EC全細胞は、結腸培養からの試みの30プラスマイナス7%、およびケイジュナム培養による試みの41プラスマイナス3%で得られた。全細胞の電気生理学では、ナトリウム電流は、EJUNUMからのTPH-1 CPF陽性細胞の81.3プラスマイナス4.0%、結腸から64.1プラスマイナス9.2%から記録された。
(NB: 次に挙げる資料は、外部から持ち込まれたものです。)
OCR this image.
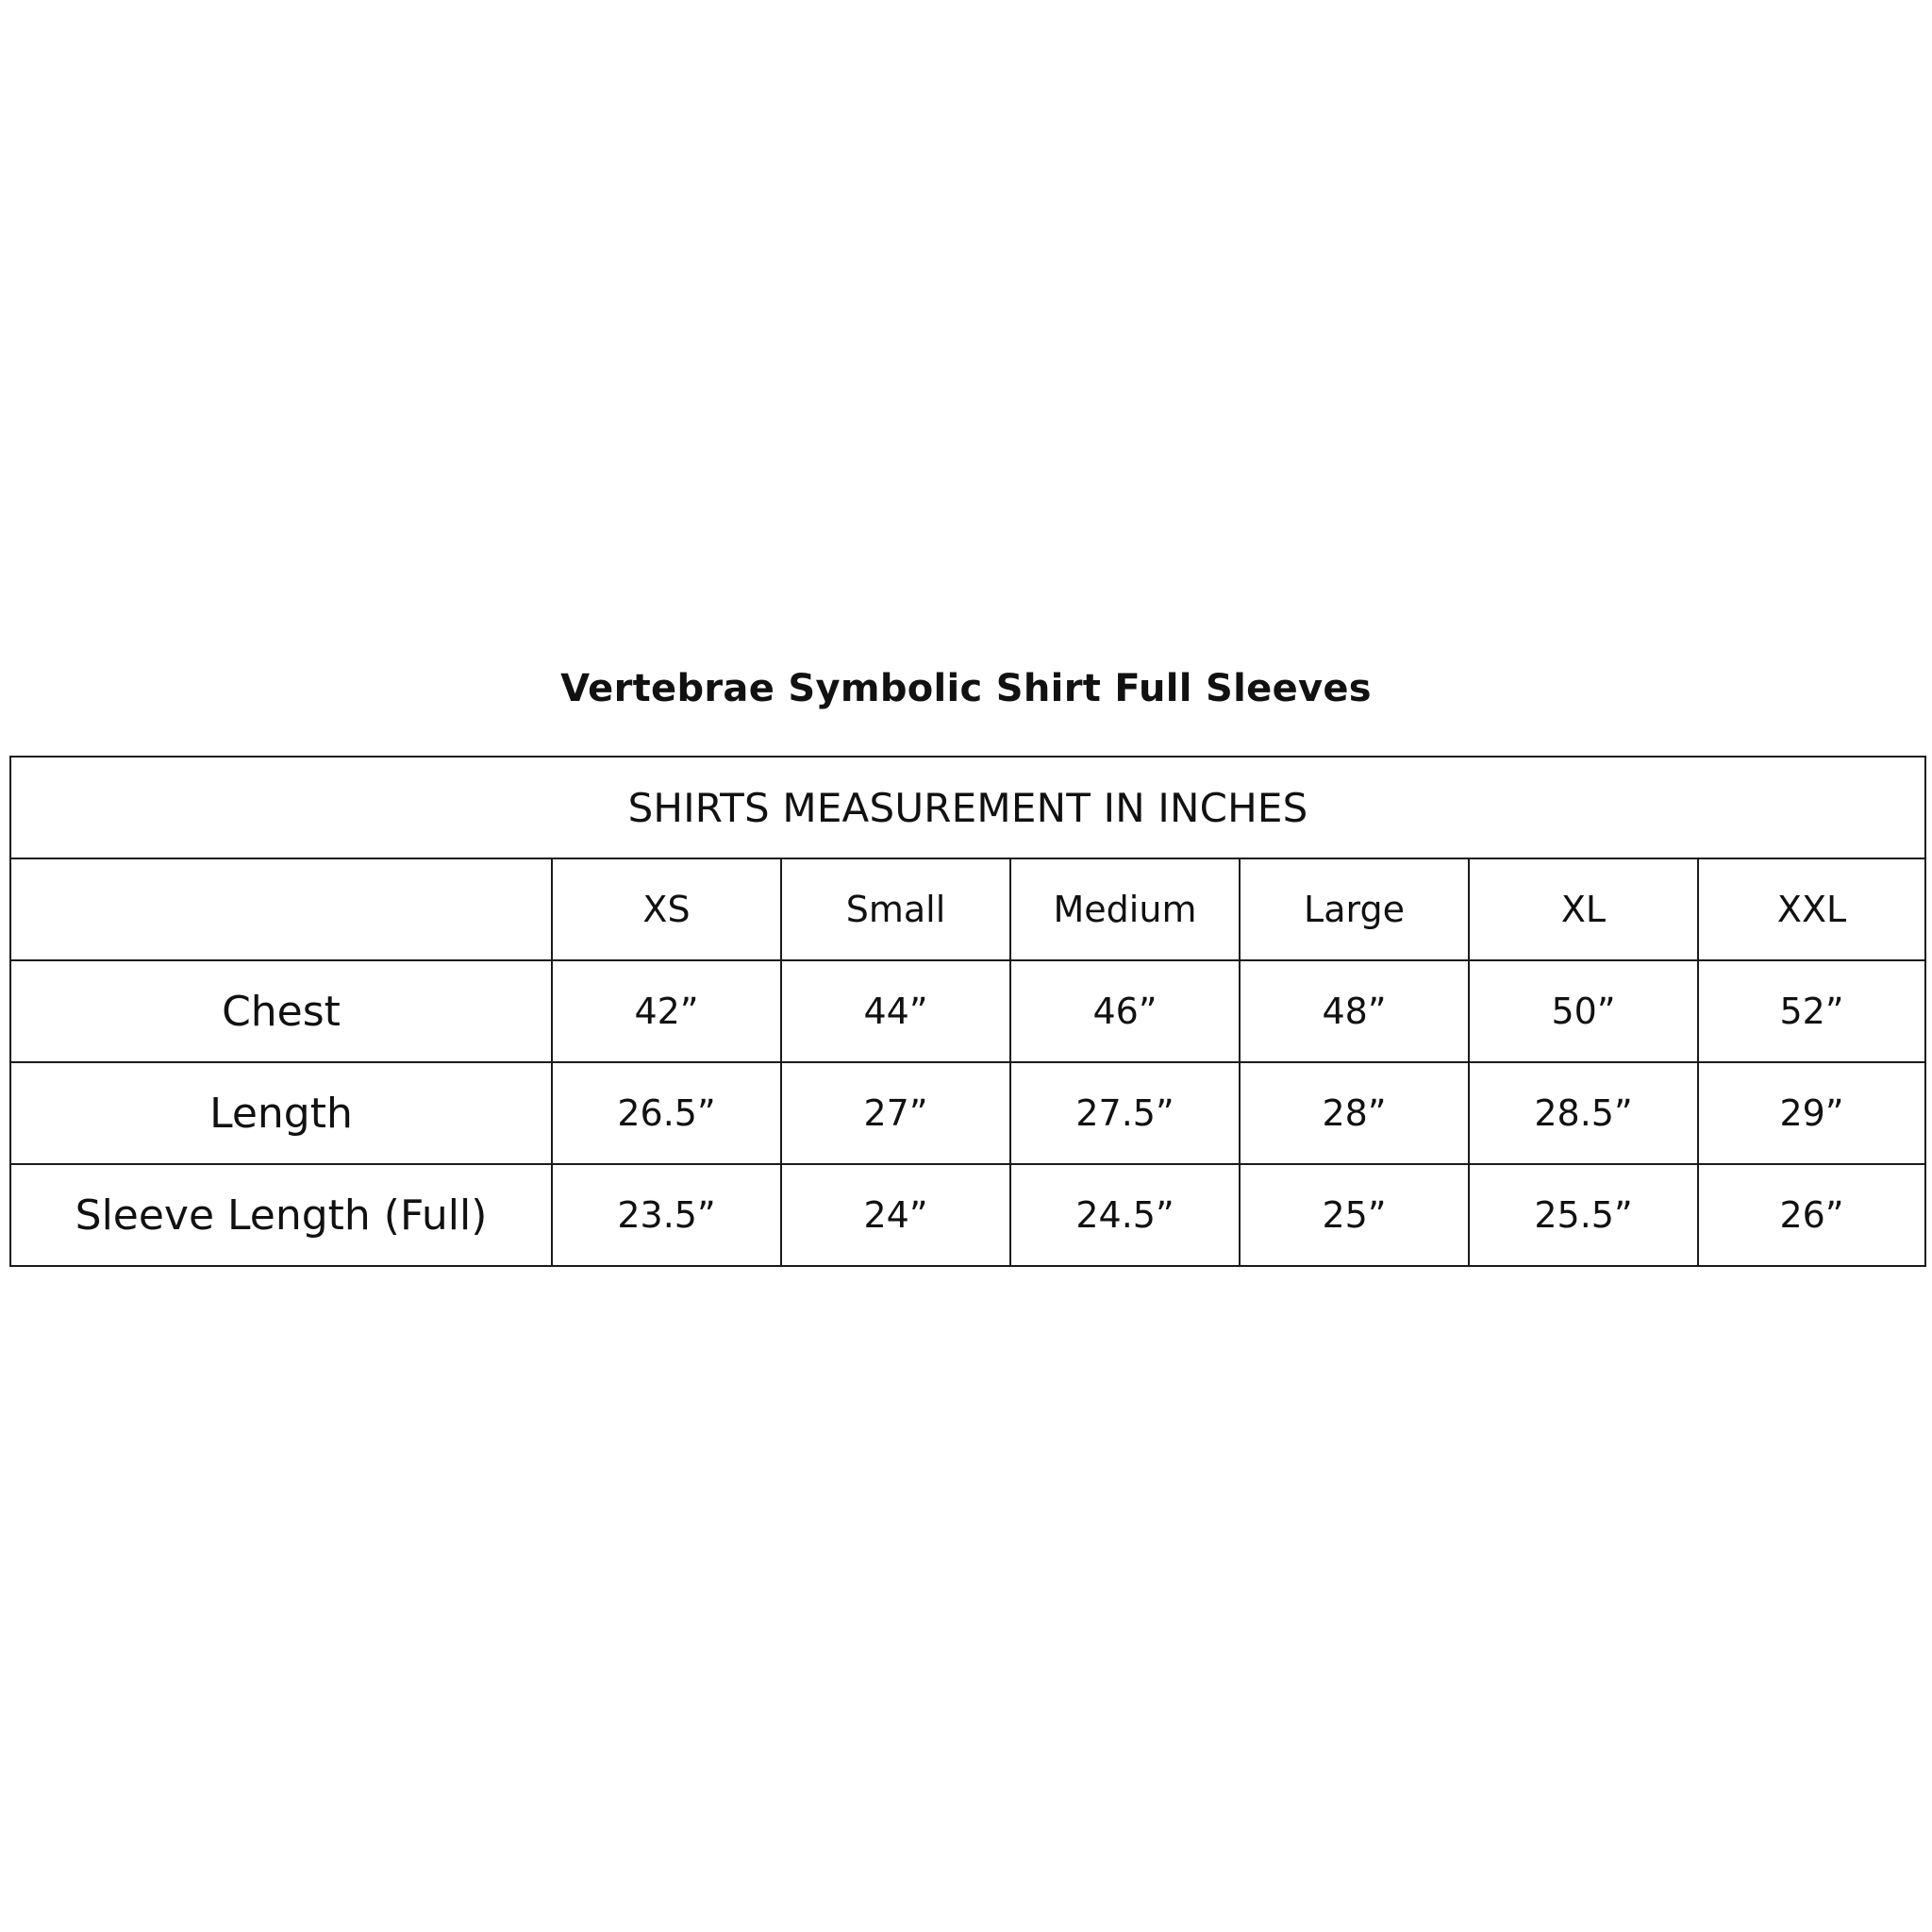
Vertebrae Symbolic Shirt Full Sleeves
SHIRTS MEASUREMENT IN INCHES						
	XS	Small	Medium	Large	XL	XXL
Chest	42”	44”	46”	48”	50”	52”
Length	26.5”	27”	27.5”	28”	28.5”	29”
Sleeve Length (Full)	23.5”	24”	24.5”	25”	25.5”	26”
現在のクランプモードのEC細胞は、現在のクランプモードの59個のEC細胞が自発的APを発射し、29個のEC細胞は現在のクランプモードでステッププロトコルによって引き出された場合にのみAPを発射し、11個のEC細胞はAPを自発的にまたはステッププロトコルによって発射しなかった。
この手順を試みる間、主上皮培養のための最適な消化プロトコルは、使用間で可変である可能性があることを覚えておくことが重要です, 単一細胞を得るために最適な攪拌量を決定することが重要です.この手順に従って、単一細胞PCRや蛍光などの他の方法は、エンテクロマフィン細胞が発現するものや、細胞間シグナル伝達にどのように刺激が結合されるかなどの追加の質問に答えるために実行することができる。この開発後、この技術は、腸内の生理学の研究が、エンテクロマフィン細胞の働きと、マウスの消化管運動と分泌を調節する方法を探求する道を開いた。